Penulis: Anggia Azizah
Di tengah krisis iklim dan degradasi lingkungan yang kian parah, dunia kini berpaling pada teknologi sebagai penyelamat. Salah satu harapan terbesarnya adalah Artificial Intelligence (AI). Dari pemantauan hutan hujan hingga pemodelan iklim, AI mulai menjadi otak di balik banyak solusi lingkungan. Tapi, benarkah AI sebersih dan secerdas itu?
1. AI Mampu Mendeteksi Kerusakan Ekosistem Lebih Cepat dari Manusia
Salah satu kekuatan utama AI adalah kemampuannya dalam menganalisis big data secara real-time. AI digunakan dalam penginderaan jauh (remote sensing) untuk:
- Mendeteksi deforestasi dengan akurasi tinggi.
- Memantau migrasi satwa liar dari kamera jebak (camera trap).
- Mengidentifikasi spesies invasif dari gambar drone atau satelit.
Global Forest Watch AI untuk memberi peringatan dini soal penggundulan hutan di Amazon. Ini membuat respons terhadap kerusakan ekosistem lebih cepat dibanding metode manual.
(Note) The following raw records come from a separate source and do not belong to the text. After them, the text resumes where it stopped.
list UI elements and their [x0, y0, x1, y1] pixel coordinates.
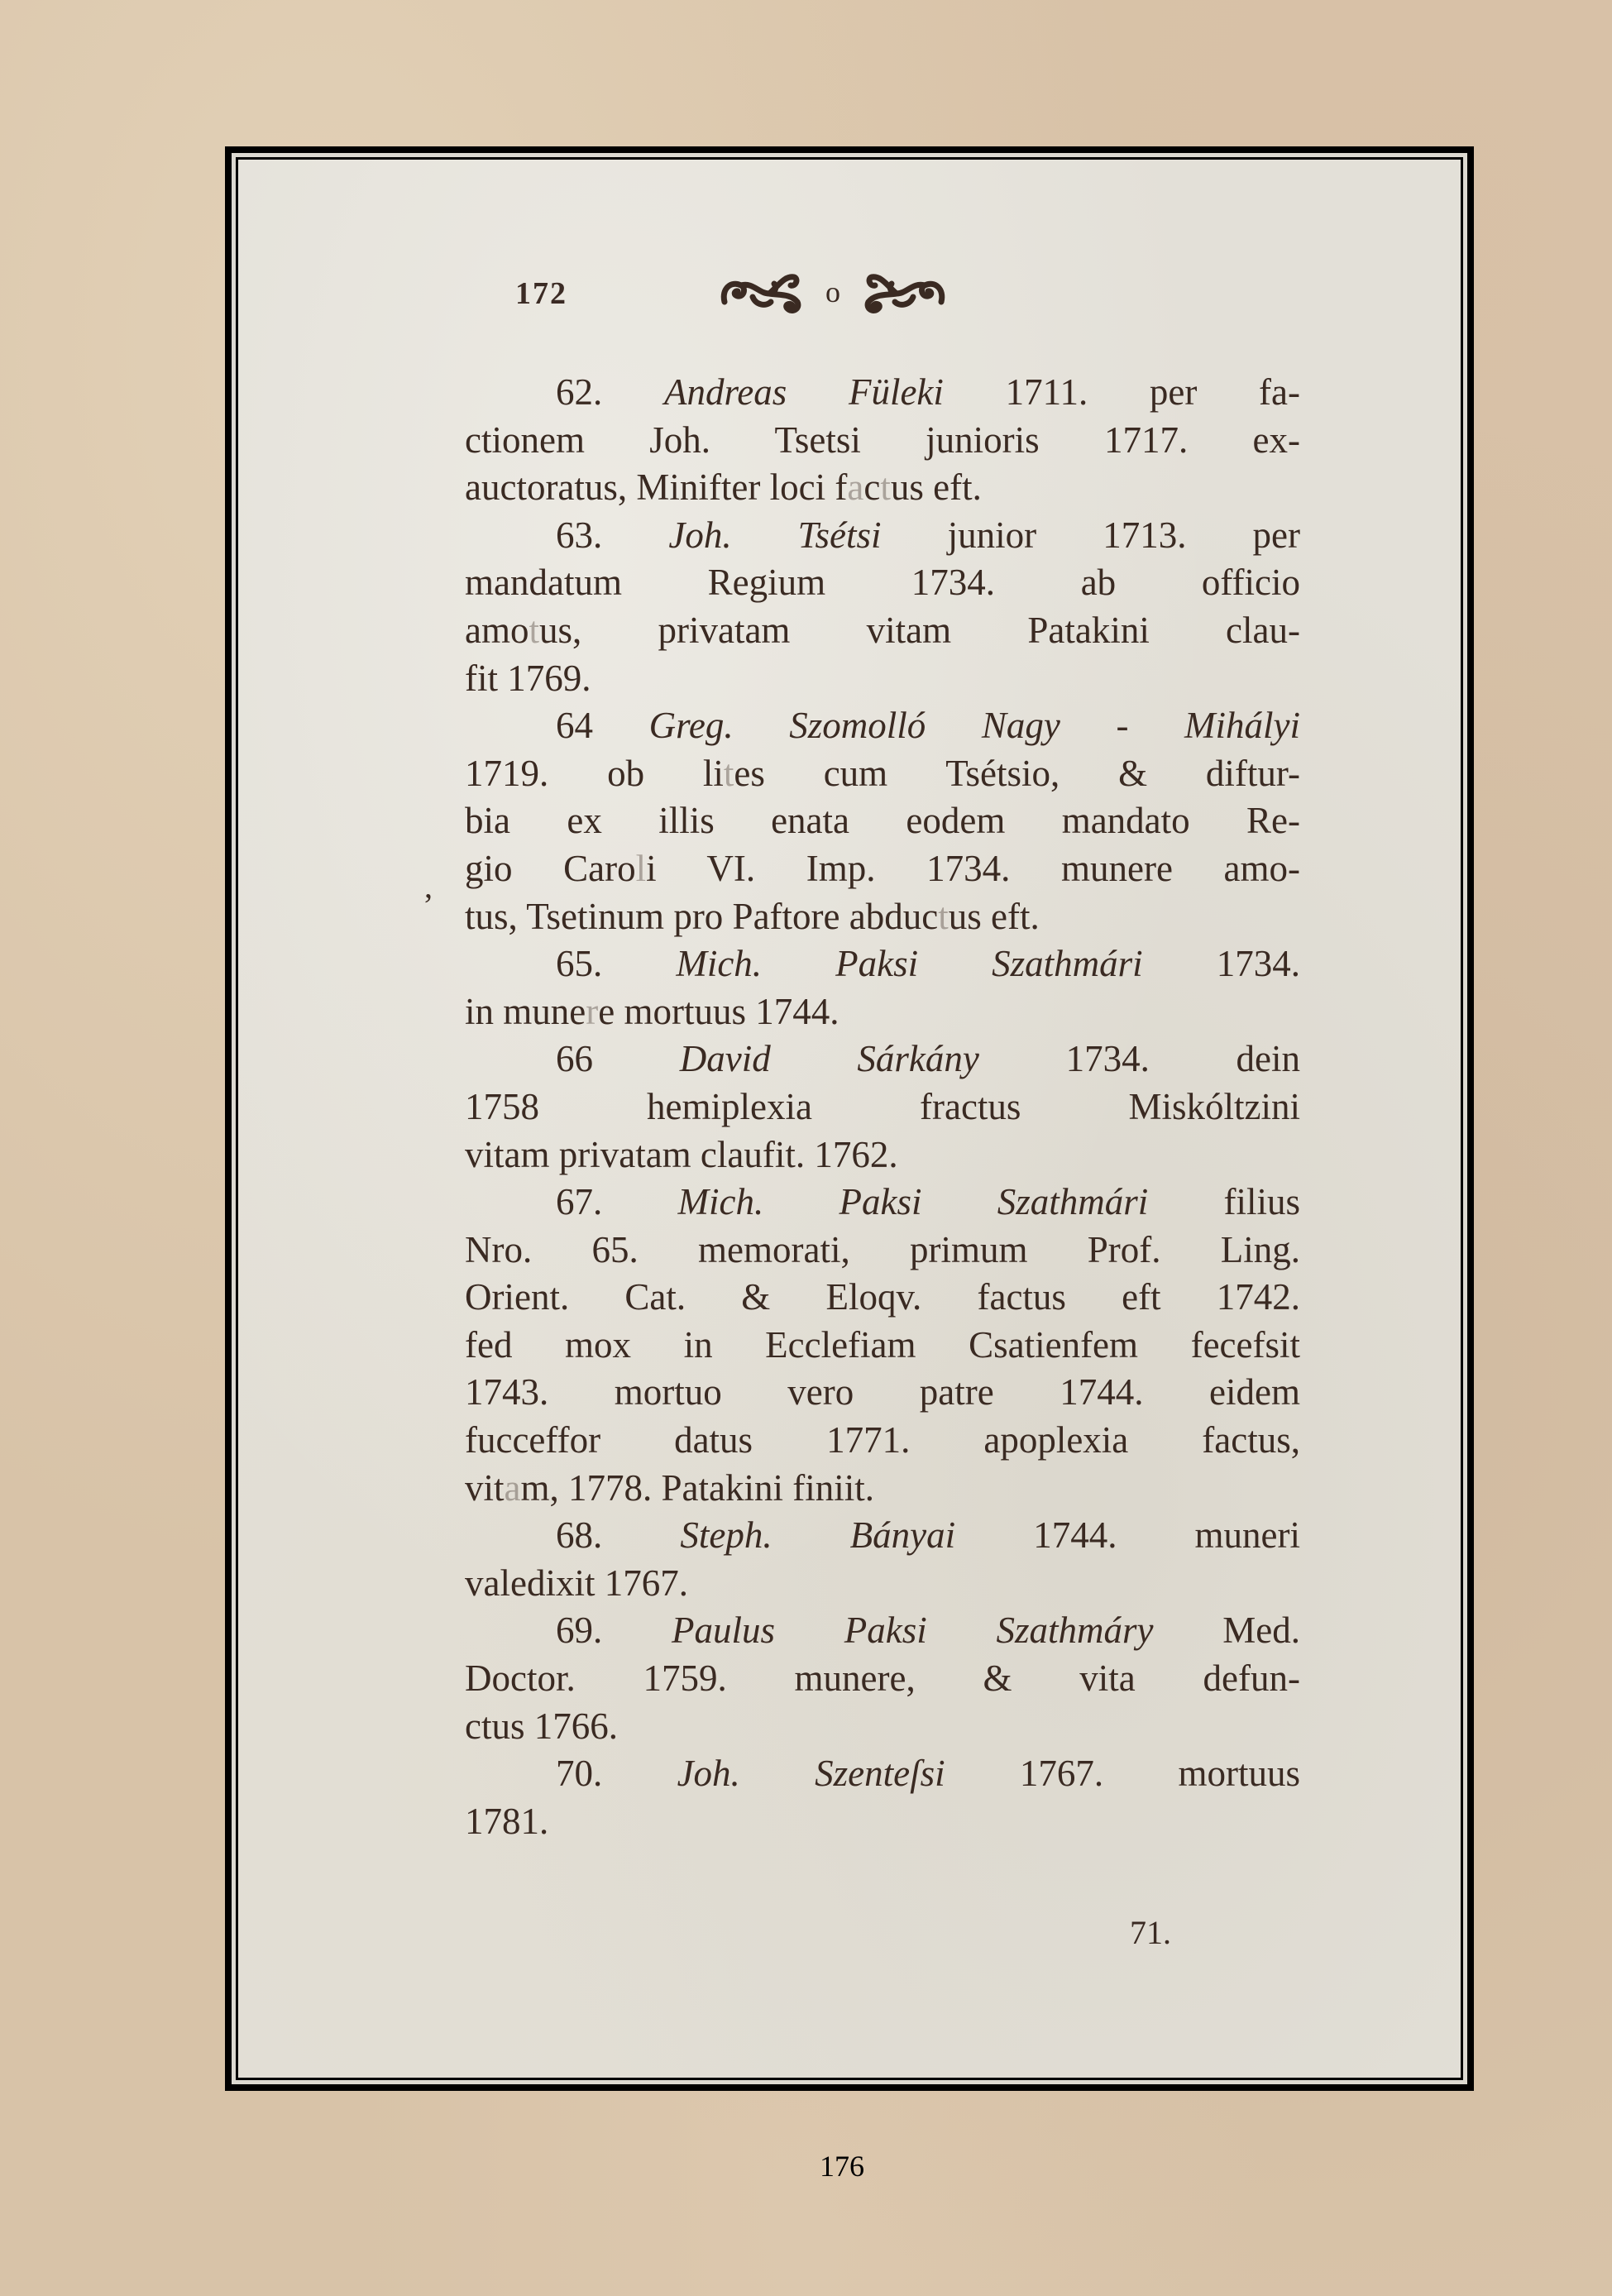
text-line: 66 David Sárkány 1734. dein [465, 1036, 1300, 1083]
text-run: 1734. [1143, 943, 1300, 984]
text-run: fed mox in Ecclefiam Csatienfem fecefsit [465, 1324, 1300, 1366]
name-italic: Paulus Paksi Szathmáry [672, 1610, 1153, 1651]
text-run: 1767. mortuus [945, 1753, 1300, 1794]
text-line: 65. Mich. Paksi Szathmári 1734. [465, 940, 1300, 988]
text-line: 1758 hemiplexia fractus Miskóltzini [465, 1083, 1300, 1131]
text-line: 1781. [465, 1798, 1300, 1846]
text-line: 1719. ob lites cum Tsétsio, & diftur- [465, 750, 1300, 798]
text-run: 68. [556, 1514, 680, 1556]
header-ornament: o [720, 267, 946, 317]
name-italic: Joh. Tsétsi [668, 514, 881, 556]
text-run: amo [465, 610, 529, 651]
text-line: 1743. mortuo vero patre 1744. eidem [465, 1369, 1300, 1417]
fleuron-left-icon [720, 269, 802, 315]
body-text: 62. Andreas Füleki 1711. per fa-ctionem … [465, 369, 1300, 1845]
page-frame: 172 o , 62. Andreas Fülek [225, 146, 1474, 2091]
text-run: us eft. [891, 466, 982, 508]
text-run: 69. [556, 1610, 672, 1651]
text-run: r [586, 991, 598, 1032]
footer-page-number: 176 [820, 2149, 864, 2184]
fleuron-right-icon [863, 269, 946, 315]
text-run: ctionem Joh. Tsetsi junioris 1717. ex- [465, 419, 1300, 461]
text-run: a [505, 1467, 521, 1509]
text-run: 1744. muneri [955, 1514, 1300, 1556]
name-italic: Andreas Füleki [664, 371, 944, 413]
text-run: valedixit 1767. [465, 1562, 688, 1604]
text-run: c [863, 466, 880, 508]
text-run: 65. [556, 943, 676, 984]
text-run: t [938, 896, 949, 937]
text-run: t [724, 753, 734, 794]
text-run: 66 [556, 1038, 680, 1079]
name-italic: David Sárkány [680, 1038, 979, 1079]
ornament-center: o [825, 277, 840, 307]
text-line: Orient. Cat. & Eloqv. factus eft 1742. [465, 1274, 1300, 1322]
text-run: 63. [556, 514, 668, 556]
text-run: t [529, 610, 539, 651]
text-run: a [847, 466, 863, 508]
text-line: fit 1769. [465, 655, 1300, 703]
text-line: 69. Paulus Paksi Szathmáry Med. [465, 1607, 1300, 1655]
text-run: i VI. Imp. 1734. munere amo- [646, 848, 1300, 889]
text-line: auctoratus, Minifter loci factus eft. [465, 464, 1300, 512]
text-run: vitam privatam claufit. 1762. [465, 1134, 898, 1175]
entry-2: 64 Greg. Szomolló Nagy - Mihályi1719. ob… [465, 702, 1300, 940]
text-run: filius [1148, 1181, 1300, 1222]
text-run: vit [465, 1467, 505, 1509]
text-line: ctus 1766. [465, 1703, 1300, 1751]
name-italic: Joh. Szenteſsi [677, 1753, 945, 1794]
text-line: 70. Joh. Szenteſsi 1767. mortuus [465, 1750, 1300, 1798]
text-run: l [636, 848, 647, 889]
text-line: 67. Mich. Paksi Szathmári filius [465, 1179, 1300, 1227]
name-italic: Mich. Paksi Szathmári [676, 943, 1142, 984]
text-run: pro Paftore abduc [664, 896, 938, 937]
text-run: us, privatam vitam Patakini clau- [539, 610, 1300, 651]
text-line: vitam privatam claufit. 1762. [465, 1131, 1300, 1179]
entry-0: 62. Andreas Füleki 1711. per fa-ctionem … [465, 369, 1300, 512]
text-run: e mortuus 1744. [598, 991, 839, 1032]
entry-5: 67. Mich. Paksi Szathmári filiusNro. 65.… [465, 1179, 1300, 1512]
entry-1: 63. Joh. Tsétsi junior 1713. permandatum… [465, 512, 1300, 702]
text-run: Med. [1154, 1610, 1301, 1651]
text-run: 62. [556, 371, 664, 413]
catchword: 71. [1130, 1913, 1171, 1952]
scan-page-number: 172 [515, 275, 567, 312]
text-run: 64 [556, 705, 649, 746]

AI digunakan untuk mendeteksi deforestasi melalui citra satelit dan drone dengan akurasi tinggi (Sumber: Ilustrasi pexel https://shorturl.at/XutbV)
2. Konservasi Satwa Liar Semakin Presisi Berkat AI
AI juga berperan besar dalam perlindungan spesies terancam. Dengan deep learning, sistem bisa mengenali suara, jejak, bahkan pola pergerakan hewan langka.
Di Afrika, misalnya, AI membantu anti-poaching unit dengan memprediksi lokasi perburuan liar berdasarkan pola historis. Ini bukan hanya menyelamatkan hewan tapi juga membantu memetakan daerah penting bagi konservasi.
AI menganalisis ribuan foto dari camera trap untuk mengenali dan menghitung populasi satwa liar secara otomatis (Sumber: Ilustrasi pexel https://shorturl.at/7JgrW)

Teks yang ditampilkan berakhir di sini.